The positioning picture is one of an entrenched standoff. Short interest barely moved despite the rally — it remains at 19.2% of the free float, close to the 19.1% level documented in last week's note. Bears rebuilt aggressively heading into the print but have not blinked at the price spike. The borrow market gives them no reason to: availability has actually loosened over the week, now running at roughly 305% of short interest — well above the 52-week floor of 190% — and the cost to borrow is just 0.42%, barely changed across the past month. With ample supply and negligible carry cost, there is no mechanical pressure forcing covers. Options traders meanwhile are leaning bullish rather than defensive. The put/call ratio is near its lowest reading of the past year at 0.40, below its 20-day average of 0.42, reflecting call-heavy positioning into the event rather than demand for downside protection.

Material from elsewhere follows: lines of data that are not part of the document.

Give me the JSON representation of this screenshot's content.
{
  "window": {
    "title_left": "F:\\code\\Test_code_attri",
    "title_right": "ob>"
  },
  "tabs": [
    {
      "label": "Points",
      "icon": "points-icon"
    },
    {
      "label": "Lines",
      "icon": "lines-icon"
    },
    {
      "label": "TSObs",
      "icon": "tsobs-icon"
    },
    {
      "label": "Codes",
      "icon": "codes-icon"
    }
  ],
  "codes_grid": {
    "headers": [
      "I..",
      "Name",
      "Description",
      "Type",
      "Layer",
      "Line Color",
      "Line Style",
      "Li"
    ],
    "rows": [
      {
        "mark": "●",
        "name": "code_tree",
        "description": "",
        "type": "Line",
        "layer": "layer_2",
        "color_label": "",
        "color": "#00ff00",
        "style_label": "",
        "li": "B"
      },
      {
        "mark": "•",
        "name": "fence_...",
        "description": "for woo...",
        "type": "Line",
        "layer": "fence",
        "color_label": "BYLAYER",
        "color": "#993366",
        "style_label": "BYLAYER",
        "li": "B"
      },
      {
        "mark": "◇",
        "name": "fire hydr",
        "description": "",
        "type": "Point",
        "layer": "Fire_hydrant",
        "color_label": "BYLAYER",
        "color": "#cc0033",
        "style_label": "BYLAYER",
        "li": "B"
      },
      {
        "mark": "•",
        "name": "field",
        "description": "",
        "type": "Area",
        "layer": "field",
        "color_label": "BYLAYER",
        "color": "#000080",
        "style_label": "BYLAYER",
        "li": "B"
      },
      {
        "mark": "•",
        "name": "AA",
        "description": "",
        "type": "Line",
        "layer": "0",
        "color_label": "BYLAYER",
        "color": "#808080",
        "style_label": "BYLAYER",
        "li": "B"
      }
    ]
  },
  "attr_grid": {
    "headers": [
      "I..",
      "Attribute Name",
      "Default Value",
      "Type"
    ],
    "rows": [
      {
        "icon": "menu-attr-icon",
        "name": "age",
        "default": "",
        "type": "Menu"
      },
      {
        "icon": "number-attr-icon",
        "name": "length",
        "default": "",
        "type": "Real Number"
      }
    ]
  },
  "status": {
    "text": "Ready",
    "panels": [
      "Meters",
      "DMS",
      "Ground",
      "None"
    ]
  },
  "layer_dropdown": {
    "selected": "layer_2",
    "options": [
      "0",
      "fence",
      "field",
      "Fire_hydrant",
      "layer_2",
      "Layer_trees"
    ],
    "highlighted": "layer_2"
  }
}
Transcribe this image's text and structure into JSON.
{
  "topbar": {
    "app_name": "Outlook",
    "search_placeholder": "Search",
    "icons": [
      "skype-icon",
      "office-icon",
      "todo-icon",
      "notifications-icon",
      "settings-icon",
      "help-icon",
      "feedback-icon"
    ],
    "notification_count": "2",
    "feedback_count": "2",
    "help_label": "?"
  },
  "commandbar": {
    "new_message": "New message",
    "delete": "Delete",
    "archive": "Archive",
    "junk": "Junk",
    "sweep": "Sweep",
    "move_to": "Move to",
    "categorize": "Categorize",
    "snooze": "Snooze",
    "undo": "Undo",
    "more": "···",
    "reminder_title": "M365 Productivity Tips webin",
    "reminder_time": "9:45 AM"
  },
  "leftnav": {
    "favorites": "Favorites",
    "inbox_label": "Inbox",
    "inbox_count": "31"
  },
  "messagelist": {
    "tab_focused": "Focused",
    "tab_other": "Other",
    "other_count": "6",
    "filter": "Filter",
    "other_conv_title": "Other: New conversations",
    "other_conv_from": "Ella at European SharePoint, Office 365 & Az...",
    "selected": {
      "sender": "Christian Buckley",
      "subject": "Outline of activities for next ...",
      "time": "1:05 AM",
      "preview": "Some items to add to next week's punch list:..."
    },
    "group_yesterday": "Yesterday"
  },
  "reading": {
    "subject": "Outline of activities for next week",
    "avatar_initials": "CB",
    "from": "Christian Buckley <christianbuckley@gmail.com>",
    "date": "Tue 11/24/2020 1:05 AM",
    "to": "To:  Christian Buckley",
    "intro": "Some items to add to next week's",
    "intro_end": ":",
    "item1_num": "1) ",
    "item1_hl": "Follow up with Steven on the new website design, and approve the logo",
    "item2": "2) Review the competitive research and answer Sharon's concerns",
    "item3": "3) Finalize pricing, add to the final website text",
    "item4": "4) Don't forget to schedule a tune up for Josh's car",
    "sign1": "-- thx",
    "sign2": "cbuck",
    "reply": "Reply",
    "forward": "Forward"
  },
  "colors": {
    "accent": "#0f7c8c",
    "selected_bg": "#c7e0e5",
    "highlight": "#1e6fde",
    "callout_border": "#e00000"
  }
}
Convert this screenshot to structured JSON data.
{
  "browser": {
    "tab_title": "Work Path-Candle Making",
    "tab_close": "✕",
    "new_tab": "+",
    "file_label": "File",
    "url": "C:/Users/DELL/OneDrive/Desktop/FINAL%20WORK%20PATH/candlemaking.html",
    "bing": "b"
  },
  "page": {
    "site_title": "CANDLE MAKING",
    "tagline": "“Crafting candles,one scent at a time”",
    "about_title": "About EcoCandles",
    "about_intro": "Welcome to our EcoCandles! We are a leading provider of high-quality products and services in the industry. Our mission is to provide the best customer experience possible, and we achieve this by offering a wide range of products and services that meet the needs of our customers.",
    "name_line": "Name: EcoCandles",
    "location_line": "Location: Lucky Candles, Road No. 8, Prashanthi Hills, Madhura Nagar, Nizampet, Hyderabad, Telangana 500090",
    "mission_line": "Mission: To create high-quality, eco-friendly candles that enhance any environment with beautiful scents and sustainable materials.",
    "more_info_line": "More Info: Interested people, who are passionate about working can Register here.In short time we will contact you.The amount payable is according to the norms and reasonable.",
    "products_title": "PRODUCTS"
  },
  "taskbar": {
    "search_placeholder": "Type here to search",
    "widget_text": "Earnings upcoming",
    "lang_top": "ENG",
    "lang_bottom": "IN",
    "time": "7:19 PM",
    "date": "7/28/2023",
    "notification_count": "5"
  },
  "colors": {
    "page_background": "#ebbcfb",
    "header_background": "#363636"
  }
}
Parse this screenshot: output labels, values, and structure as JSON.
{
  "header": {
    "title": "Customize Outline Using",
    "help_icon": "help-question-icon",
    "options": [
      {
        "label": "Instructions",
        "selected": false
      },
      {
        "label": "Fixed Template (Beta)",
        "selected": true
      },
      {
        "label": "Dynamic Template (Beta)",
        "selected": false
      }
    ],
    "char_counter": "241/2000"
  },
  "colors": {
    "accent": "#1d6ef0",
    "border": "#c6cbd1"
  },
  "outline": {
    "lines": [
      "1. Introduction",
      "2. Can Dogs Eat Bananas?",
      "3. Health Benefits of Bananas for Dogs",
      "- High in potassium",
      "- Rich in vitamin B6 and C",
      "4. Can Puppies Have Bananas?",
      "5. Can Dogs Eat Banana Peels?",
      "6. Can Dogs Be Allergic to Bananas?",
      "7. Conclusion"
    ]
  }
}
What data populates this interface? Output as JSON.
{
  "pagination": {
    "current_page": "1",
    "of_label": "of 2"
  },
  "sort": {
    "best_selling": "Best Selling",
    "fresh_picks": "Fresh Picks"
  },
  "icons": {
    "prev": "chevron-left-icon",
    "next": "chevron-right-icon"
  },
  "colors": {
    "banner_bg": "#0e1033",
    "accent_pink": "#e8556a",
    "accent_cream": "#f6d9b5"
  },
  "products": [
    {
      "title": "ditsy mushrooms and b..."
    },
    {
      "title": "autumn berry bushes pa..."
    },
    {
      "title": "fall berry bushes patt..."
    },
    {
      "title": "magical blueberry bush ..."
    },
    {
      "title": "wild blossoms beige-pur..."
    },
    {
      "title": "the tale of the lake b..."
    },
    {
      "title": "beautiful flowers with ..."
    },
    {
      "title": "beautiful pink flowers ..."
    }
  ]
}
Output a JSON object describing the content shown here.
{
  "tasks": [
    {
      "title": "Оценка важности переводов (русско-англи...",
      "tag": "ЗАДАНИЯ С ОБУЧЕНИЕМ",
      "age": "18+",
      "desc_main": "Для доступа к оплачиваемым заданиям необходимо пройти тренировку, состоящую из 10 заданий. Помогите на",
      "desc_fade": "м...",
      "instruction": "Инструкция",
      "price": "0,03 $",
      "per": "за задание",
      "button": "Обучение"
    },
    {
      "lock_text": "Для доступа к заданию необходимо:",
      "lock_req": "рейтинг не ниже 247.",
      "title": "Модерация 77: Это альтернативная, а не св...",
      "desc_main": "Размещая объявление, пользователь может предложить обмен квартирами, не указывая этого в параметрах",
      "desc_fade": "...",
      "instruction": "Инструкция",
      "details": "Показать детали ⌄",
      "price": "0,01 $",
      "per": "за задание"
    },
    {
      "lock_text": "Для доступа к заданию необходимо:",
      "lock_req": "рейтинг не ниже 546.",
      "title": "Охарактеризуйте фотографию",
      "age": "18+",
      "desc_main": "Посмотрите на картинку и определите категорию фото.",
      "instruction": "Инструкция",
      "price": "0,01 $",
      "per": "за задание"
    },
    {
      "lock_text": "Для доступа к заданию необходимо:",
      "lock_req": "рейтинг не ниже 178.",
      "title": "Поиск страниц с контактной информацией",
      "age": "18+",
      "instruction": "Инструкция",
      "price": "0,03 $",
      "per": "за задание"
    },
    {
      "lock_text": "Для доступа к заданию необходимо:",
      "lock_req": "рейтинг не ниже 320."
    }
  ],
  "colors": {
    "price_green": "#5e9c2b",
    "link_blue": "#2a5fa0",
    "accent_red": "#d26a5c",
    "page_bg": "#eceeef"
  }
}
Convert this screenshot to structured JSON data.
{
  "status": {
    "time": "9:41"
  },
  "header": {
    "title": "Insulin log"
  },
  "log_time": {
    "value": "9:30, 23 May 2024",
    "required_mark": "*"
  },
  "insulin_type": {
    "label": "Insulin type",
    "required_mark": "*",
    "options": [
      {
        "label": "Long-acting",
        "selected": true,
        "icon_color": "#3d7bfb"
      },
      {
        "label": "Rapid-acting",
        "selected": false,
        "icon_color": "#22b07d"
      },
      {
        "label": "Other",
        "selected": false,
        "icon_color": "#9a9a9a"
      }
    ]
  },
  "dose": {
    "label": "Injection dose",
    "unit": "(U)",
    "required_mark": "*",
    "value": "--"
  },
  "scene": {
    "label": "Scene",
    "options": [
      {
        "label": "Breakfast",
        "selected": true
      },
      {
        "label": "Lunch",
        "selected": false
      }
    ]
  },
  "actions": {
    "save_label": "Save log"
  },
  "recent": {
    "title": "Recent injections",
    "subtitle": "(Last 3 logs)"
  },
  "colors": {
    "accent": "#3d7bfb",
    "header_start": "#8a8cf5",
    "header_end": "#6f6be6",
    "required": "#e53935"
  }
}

The Street retains a constructive tilt, though targets vary widely. The most recent action came from HC Wainwright, which lifted its target from $60 to $70 following the last earnings print in early May, reiterating that level again on May 27. JP Morgan carries an Overweight with a $46 target — now below the current price — while Goldman Sachs sits at Neutral with a $39 target, also below where the stock trades. The mean consensus target of $48 implies limited upside from current levels, framing TGTX as a stock that has largely caught up to Street expectations on price. The bull case centres on BRIUMVI's single-infusion convenience, real-world market share gains, and pipeline expansion into further autoimmune indications. Bears counter that elevated R&D spend — including subcutaneous formulation development — is pressuring near-term profitability, with EPS projected to decline further through the year. EV/EBITDA is running at roughly 17.5x, up over the past week, while the P/E of 20.4x has eased modestly over the past month. The ORTEX short score sits at 73.2 — elevated but having edged lower across the past week from a recent peak of 74.2, suggesting incremental improvement in the short-side outlook even as the absolute position remains large.
Earnings history adds relevant texture. The last print on May 6 produced a 19% single-day gain and a 18% five-day move. The prior event in May 2026 also saw a 6.6% one-day gain followed by a 27% five-day move. TGTX has consistently delivered sharp post-earnings moves to the upside in recent history — a pattern that helps explain the call-heavy options positioning and the stock's 6% single-session gain on Tuesday as traders anticipated another strong release. The most correlated peers had a mixed week: EXEL gained 9% and PTCT added 8%, broadly consistent with TGTX's move, while NAMS fell 4% and NTLA dropped nearly 2%, underscoring how company-specific catalysts are dominating over sector direction.
Tomorrow's report is therefore less about whether BRIUMVI is growing — the market appears to believe it is — and more about whether management's commentary on operating expense trajectory, the subcutaneous formulation timeline, and full-year guidance can justify holding a stock now trading above most Street targets, against a short base that has shown no inclination to move.